During a walk in the neighborhood of Giverny (Jzee-ver-nee), Monet was attracted
by a magnificent stand of poplars growing in ordered sequence along the winding Epte
River. After he had begun to paint them, he found out they were about to be cut and sold at
auction. He appealed, fruitlessly, to the mayor for a postponement of the sale. The problem
was finally solved, somewhat extravagantly but with characteristic originality. Monet
sought out the most probable buyer and agreed to reimburse any amount he paid over the
figure he had planned to bid, on condition that he keep bidding, and that the trees be left
standing until the series of paintings was completed.
Suggested Dialogue
There are many lines in this painting.
How many vertical lines can you find?
The green shoreline is a wide horizontal line.

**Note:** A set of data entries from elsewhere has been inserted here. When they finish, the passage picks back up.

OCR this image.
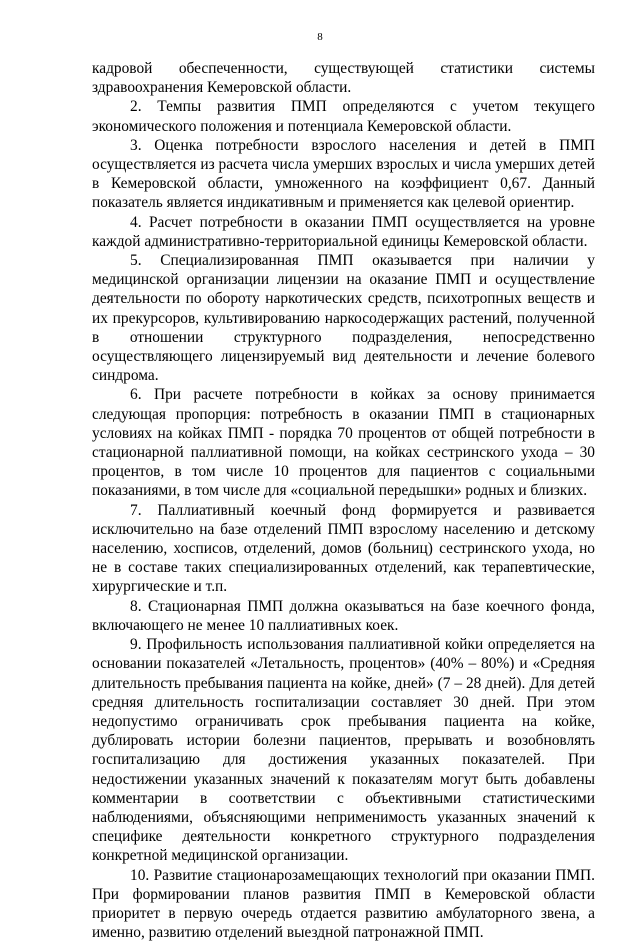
8

кадровой обеспеченности, существующей статистики системы здравоохранения Кемеровской области.

2. Темпы развития ПМП определяются с учетом текущего экономического положения и потенциала Кемеровской области.

3. Оценка потребности взрослого населения и детей в ПМП осуществляется из расчета числа умерших взрослых и числа умерших детей в Кемеровской области, умноженного на коэффициент 0,67. Данный показатель является индикативным и применяется как целевой ориентир.

4. Расчет потребности в оказании ПМП осуществляется на уровне каждой административно-территориальной единицы Кемеровской области.

5. Специализированная ПМП оказывается при наличии у медицинской организации лицензии на оказание ПМП и осуществление деятельности по обороту наркотических средств, психотропных веществ и их прекурсоров, культивированию наркосодержащих растений, полученной в отношении структурного подразделения, непосредственно осуществляющего лицензируемый вид деятельности и лечение болевого синдрома.

6. При расчете потребности в койках за основу принимается следующая пропорция: потребность в оказании ПМП в стационарных условиях на койках ПМП - порядка 70 процентов от общей потребности в стационарной паллиативной помощи, на койках сестринского ухода – 30 процентов, в том числе 10 процентов для пациентов с социальными показаниями, в том числе для «социальной передышки» родных и близких.

7. Паллиативный коечный фонд формируется и развивается исключительно на базе отделений ПМП взрослому населению и детскому населению, хосписов, отделений, домов (больниц) сестринского ухода, но не в составе таких специализированных отделений, как терапевтические, хирургические и т.п.

8. Стационарная ПМП должна оказываться на базе коечного фонда, включающего не менее 10 паллиативных коек.

9. Профильность использования паллиативной койки определяется на основании показателей «Летальность, процентов» (40% – 80%) и «Средняя длительность пребывания пациента на койке, дней» (7 – 28 дней). Для детей средняя длительность госпитализации составляет 30 дней. При этом недопустимо ограничивать срок пребывания пациента на койке, дублировать истории болезни пациентов, прерывать и возобновлять госпитализацию для достижения указанных показателей. При недостижении указанных значений к показателям могут быть добавлены комментарии в соответствии с объективными статистическими наблюдениями, объясняющими неприменимость указанных значений к специфике деятельности конкретного структурного подразделения конкретной медицинской организации.

10. Развитие стационарозамещающих технологий при оказании ПМП. При формировании планов развития ПМП в Кемеровской области приоритет в первую очередь отдается развитию амбулаторного звена, а именно, развитию отделений выездной патронажной ПМП.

Can you find a diagonal line?
Project Ideas
 Paint a row of thin poplar trunks, spaced evenly apart and completely to the top edge of
the paper, with brown paint. A green shoreline could be sponged in with reflected poplar
trunks painted below. The leaves of the poplar trees could be sponged in along the
trunk. Leaves could be Spring colors. Sponge dabs of dark green first and dab light
green next. Let dabs of both shades show through. A third value of green sponged in
could make the trees even more interesting.
 For Fall coloring, sponge warm colors (red, orange, and yellow). Use the darkest value
first (red), then the medium value and the lightest value (yellow) last, to highlight.
 Cool colors (blue, green, and purple) would also look nice. Begin with the darkest value
(purple), then the green and highlight with the blue.